Si Pierre voit aujourd’hui ses efforts se concrétiser, c’est parce que son projet a été porté par la communauté du fablab. « Tout le monde se l’est approprié en fonction de ses compétences. Il n’y avait pas que les aspects biologiques et chimiques à gérer. J’ai appris par exemple à faire de l’électronique et à utiliser des outils d’organisation collective », explique-t-il. Le spécialiste en énergies renouvelables raconte les soirées à discuter tous ensemble. « T’as l’impression de ne pas avoir avancé, mais ce sont en fait ces échanges qui te font gagner du temps. L’efficacité du fablab, ce sont tous ces petits soutiens ponctuels. »
Cultiver local
Plus facile à mettre en application : installer des champignonnières sous chaque toit. Encore une histoire de recyclage et de valorisation des déchets. Un peu de sciure de bois, un peu de marc de café, des spores, un mois d’obscurité et autant à la lumière permettent à chacun de faire pousser un beau pied de pleurotes fait maison. Pauline Mouly étale justement sa dernière récolte sur l’une des tables du BFL. En service civique dans l’entreprise le Café des spores, la jeune femme s’assure de la croissance des champignons cultivés dans deux grands conteneurs à l’extérieur du bâtiment.
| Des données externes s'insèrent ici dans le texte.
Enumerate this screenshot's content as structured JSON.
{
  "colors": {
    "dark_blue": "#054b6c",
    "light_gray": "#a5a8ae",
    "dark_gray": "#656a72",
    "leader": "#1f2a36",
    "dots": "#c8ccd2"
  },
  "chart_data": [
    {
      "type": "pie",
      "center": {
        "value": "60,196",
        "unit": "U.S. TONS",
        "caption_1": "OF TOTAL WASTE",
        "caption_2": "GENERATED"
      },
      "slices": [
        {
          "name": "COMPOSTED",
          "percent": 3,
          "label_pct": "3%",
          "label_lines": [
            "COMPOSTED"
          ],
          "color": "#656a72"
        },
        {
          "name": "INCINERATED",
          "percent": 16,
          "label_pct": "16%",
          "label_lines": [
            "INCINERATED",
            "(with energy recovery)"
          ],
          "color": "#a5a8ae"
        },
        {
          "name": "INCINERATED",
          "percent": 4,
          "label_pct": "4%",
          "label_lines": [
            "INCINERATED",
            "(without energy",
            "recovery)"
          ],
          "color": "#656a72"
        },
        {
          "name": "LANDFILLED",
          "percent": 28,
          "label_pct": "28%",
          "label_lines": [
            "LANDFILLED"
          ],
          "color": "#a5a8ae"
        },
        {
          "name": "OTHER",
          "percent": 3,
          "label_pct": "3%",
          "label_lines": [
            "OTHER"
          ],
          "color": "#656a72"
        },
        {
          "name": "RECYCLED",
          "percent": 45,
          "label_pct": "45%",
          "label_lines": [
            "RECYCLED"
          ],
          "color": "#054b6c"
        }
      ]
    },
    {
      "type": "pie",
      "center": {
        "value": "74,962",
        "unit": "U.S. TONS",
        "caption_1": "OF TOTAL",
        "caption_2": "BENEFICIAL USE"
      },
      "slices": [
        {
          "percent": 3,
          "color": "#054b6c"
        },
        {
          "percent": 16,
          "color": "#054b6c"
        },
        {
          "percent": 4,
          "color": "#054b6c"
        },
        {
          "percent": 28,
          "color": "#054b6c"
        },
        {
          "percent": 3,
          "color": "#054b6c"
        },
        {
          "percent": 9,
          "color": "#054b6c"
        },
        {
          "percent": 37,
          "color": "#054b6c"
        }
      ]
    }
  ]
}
« Nous vendons la majeure partie de notre production aux membres du fablab. Être installés ici nous permet de centraliser la collecte de marc et d’avoir une belle visibilité. »
Le cuir naturel et bio-dégradable /
Crédits : Fanny Moulin
Réintroduire les cultures vivrières au cœur des zones urbaines, c’est aussi l’ambition de Fabrice Galinier. Un documentaire d’Arte lui a fait découvrir l’aquaponie en 2015. Depuis, il bichonne avec application les fougères et les poissons rouges qui ornent l’un des recoins du laboratoire. « Les déjections des poissons nourrissent les plantes qui elles-mêmes purifient l’eau de l’aquarium », expose-t-il.
Après avoir démontré l’efficacité du système, Fabrice et ses collègues Benoît, Ugo, Yann et Pierre ont complexifié leur montage en y mêlant guppys et poissons rouges pour cultiver des radis, de la mâche et des fraises. Un petit succès que Fabrice veut à présent reproduire en dehors du labo. L’an dernier, il a rejoint l’Association toulousaine d’aquaponie. Son rêve : créer un réseau de fermes aquaponiques dans les friches industrielles toulousaines. Quand le collaboratif rejoint l’urbanisme.